Fernández habló de “una inflación autoconstruida en la cabeza de la gente”. “La gente lee que los precios de los alimentos suben, y suben los precios de todo”, fue su diagnóstico.
En la cabeza de muchos, a decir verdad, el análisis presidencial quedó asociado a una de las inolvidables construcciones discursivas de Aníbal Fernández en la época en que Cristina Kirchner era presidenta. Cuando la gente le reclamaba al Gobierno por la inseguridad, su respuesta fue que lo que había era una “sensación de inseguridad”.
¿Ahora no habría inflación en la realidad, sino una “autoconstrucción” en nuestras cabezas? Interpretación aberrante, responderían desde Casa Rosada los funcionarios que salieron a explicar la frase: con “la gente”, el Presidente se habría referido a los formadores de precios.
Convengamos que nadie lee que los precios suben, sino que todos somos testigos de esos aumentos cada vez que vamos a comprar algo. A partir de allí, cada quien registra que su dinero, en cada compra, alcanza para menos. Por lo tanto, requiere aumentar sus ingresos para compensar la pérdida de poder adquisitivo: si vende bienes o servicios, intentará ajustar sus precios; si vive de un salario, buscará un aumento.

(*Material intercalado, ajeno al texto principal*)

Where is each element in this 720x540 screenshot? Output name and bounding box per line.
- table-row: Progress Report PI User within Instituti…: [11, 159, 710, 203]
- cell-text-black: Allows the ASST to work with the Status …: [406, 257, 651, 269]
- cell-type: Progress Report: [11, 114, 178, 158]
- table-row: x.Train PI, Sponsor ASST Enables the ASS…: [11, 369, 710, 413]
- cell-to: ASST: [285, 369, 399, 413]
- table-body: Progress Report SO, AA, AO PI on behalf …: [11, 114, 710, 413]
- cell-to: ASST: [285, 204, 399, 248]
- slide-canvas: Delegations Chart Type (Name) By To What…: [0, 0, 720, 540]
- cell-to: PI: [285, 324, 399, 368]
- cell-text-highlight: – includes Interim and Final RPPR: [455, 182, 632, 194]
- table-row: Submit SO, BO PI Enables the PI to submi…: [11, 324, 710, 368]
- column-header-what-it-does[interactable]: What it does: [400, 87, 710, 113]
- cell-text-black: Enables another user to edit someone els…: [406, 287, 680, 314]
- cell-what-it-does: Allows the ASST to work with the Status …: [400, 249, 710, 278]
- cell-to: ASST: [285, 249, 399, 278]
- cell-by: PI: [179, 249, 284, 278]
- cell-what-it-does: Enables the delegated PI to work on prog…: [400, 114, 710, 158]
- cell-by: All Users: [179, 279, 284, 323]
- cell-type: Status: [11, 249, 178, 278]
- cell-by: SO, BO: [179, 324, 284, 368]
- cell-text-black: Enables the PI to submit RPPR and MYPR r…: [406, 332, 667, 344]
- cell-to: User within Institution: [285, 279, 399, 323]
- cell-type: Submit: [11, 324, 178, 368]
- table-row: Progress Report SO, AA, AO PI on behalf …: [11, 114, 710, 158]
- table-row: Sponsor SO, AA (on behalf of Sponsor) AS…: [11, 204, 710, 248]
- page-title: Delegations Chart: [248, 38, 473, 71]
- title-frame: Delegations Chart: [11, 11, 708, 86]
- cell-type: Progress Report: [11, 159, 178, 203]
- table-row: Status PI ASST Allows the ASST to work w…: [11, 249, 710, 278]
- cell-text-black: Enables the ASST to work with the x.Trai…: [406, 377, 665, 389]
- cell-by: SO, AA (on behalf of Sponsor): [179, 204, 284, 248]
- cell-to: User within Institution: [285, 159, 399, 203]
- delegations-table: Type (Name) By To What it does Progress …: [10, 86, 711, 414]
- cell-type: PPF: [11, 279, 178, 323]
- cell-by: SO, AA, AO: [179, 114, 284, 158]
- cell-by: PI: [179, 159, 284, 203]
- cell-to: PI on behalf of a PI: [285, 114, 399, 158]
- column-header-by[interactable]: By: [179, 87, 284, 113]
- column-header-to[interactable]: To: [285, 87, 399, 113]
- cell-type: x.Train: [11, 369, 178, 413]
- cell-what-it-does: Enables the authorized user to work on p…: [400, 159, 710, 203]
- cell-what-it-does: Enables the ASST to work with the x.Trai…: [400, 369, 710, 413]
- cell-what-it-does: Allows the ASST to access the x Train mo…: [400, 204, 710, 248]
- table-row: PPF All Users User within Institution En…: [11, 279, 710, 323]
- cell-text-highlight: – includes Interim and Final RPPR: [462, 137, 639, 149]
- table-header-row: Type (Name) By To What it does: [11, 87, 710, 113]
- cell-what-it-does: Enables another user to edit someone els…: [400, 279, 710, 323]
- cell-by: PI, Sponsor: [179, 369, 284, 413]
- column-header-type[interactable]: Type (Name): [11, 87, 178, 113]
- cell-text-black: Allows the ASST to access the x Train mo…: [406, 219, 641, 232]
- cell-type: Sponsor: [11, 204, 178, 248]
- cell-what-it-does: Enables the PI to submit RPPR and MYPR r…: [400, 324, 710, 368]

En medio de ese círculo vicioso, la incertidumbre se apodera de nosotros: nos movemos con cierto frenesí, al compás de la inflación, porque todos ignoramos a qué precio encontraremos esos productos que necesitamos cuando tengamos que reponerlos, seamos meros consumidores, comerciantes o productores.
¿Por qué nuestra inflación mensual equivale a la que muchos países tienen en un año?
“Hay diablos que hacen subir los precios”, sentenció el Presidente, quien se propone hacerlos razonar.
Una mercadería específica puede aumentar de golpe por una fluctuación estacional, como dicen a menudo los economistas.
Si eso ocurre en un sistema económico estable, la cuota de perplejidad que genera esa alza intempestiva se reduce a su mínima expresión, y los actores se contienen porque saben que tras la suba vendrá una baja.
Pero si por esa suba todo aumenta por efecto dominó, es porque no hay una autoridad económica confiable que oficie de faro referencial.
La mayoría de los países viven bajo la primera alternativa, con una inflación anual de unos pocos puntos.
Argentina, en cambio, acelera periódicamente su inflación a niveles inauditos, con la creativa participación de sus máximas autoridades que le echan más leña al fuego.